Forum Discussion

mgroen2's avatar
Super Contributor
8 years ago

Measure performance (Windows application)

I would like to keep track of how much time a specific action on our application takes.
This action is triggered by a button on our UI. The application that needs to be tested is a windows application (non web-based).

What I want to achieve is following:
1. TestComplete activates the button in the UI, that triggers the action to be measured; A the same time TestComplete starts a timer;
2. After x amount of time (this could be seconds, minutes or hours), the result (of the action in point 1), is displayed on screen;
3. TestComplete recognizes that result in displayed on screen. And stops the timer;

By repeatedly running above scenario with multiple different datasets (the action to be triggered in point 1 results in SQL queries in the DB), we should be able to say useful things about the performance of our system running with different datasets / different hardware configurations.


Is this approach a wise one? Do other have experiences with above mentioned scenario and approach?

17 Replies

  • AlexKaras's avatar
    Champion Level 3



    I would be second to Robert's suggestion about AQTime ( Been a specialized profiler it can provide you with a lot more details about your application in terms of performance and resources.

    You can profile application with AQTime without TestComplete, or TestComplete integrates with AQTime, so that TestComplete drives your application while AQTime profiles it.

    • Colin_McCrae's avatar
      Community Hero

      Never used AQTime personally.


      But I agree with the others. You have to allow for the work TC needs to do to find the object before stopping the clock. Which can be thrown off kilter if:


      A new section is added to the application. The object model grows as a result. TC then takes a little longer to find the object. Timings from this point on increase slightly. This could also happen as a result of the application being in a different state at the point you decide to take the timing.


      If you change the hardware it's running on, your application may run faster or slower. But so will TC while tring to find the "stop" object. So times between hardware setup cannot always be considered representative.


      So yeah, as the other said, use more specialised profiling software.


      Or, the other option, is to have the devs insert a timestamp at some point their code which is stored as a property of your target "stop" object. Then it doesn't matter how long TC takes to find it. As long as it finds it, the timestamp will be stored within it and you can extract and use it at your leisure.
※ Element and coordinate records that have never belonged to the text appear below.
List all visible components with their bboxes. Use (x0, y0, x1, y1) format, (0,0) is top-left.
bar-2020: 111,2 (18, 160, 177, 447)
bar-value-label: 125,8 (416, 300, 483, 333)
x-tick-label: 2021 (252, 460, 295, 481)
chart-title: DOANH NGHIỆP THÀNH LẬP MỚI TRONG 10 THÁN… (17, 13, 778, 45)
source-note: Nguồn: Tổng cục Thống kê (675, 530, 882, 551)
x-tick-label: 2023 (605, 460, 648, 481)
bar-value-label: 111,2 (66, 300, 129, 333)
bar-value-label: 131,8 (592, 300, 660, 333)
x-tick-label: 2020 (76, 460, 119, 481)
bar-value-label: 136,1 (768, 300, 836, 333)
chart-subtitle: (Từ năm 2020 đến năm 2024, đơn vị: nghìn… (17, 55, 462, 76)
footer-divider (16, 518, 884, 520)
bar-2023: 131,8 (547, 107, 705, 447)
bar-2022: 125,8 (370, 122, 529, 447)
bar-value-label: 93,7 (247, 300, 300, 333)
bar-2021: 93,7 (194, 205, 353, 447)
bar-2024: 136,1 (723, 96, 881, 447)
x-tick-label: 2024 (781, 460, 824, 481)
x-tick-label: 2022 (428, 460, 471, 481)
      This relies of having a helpful dev team on hand of course. And them inserting their timestamp at the correct point.

      • mgroen2's avatar
        Super Contributor



        thank you for all the usefull replies. I'll download the evaluation version of AQTime and evaluate what it can do for us.





  • tristaanogre's avatar
    Esteemed Contributor

    That is a pretty good run down of how to do this task in TestComplete. I would suggest, for your timing, use the HISUtils.StopWatch object to start and stop the timer.



    The result of the action, as you said, is something updated on screen. What this means is that TestComplete will need to find the object, check the necessary property, etc. This takes processing time. So, you're timing is going to include some of the overhead of TC doing that level of processing. This may be a matter of a few milliseconds or could be longer depending upon the timeout settings you use in your WaitProperty or WaitAliasChild or whatever methodology you use for the detection. So, as long as you're not looking for a 100% ACCURATE (e.g., "It takes on average 15 seconds for the query to return") measurements (more likely, "It takes on average 15 seconds for TestComplete to detect the query returns), that should work.

    Suggestion: Look into AQTime as a performance measurement tool. That does a bit more profiling stuff rather than having to work specifically with the object identification.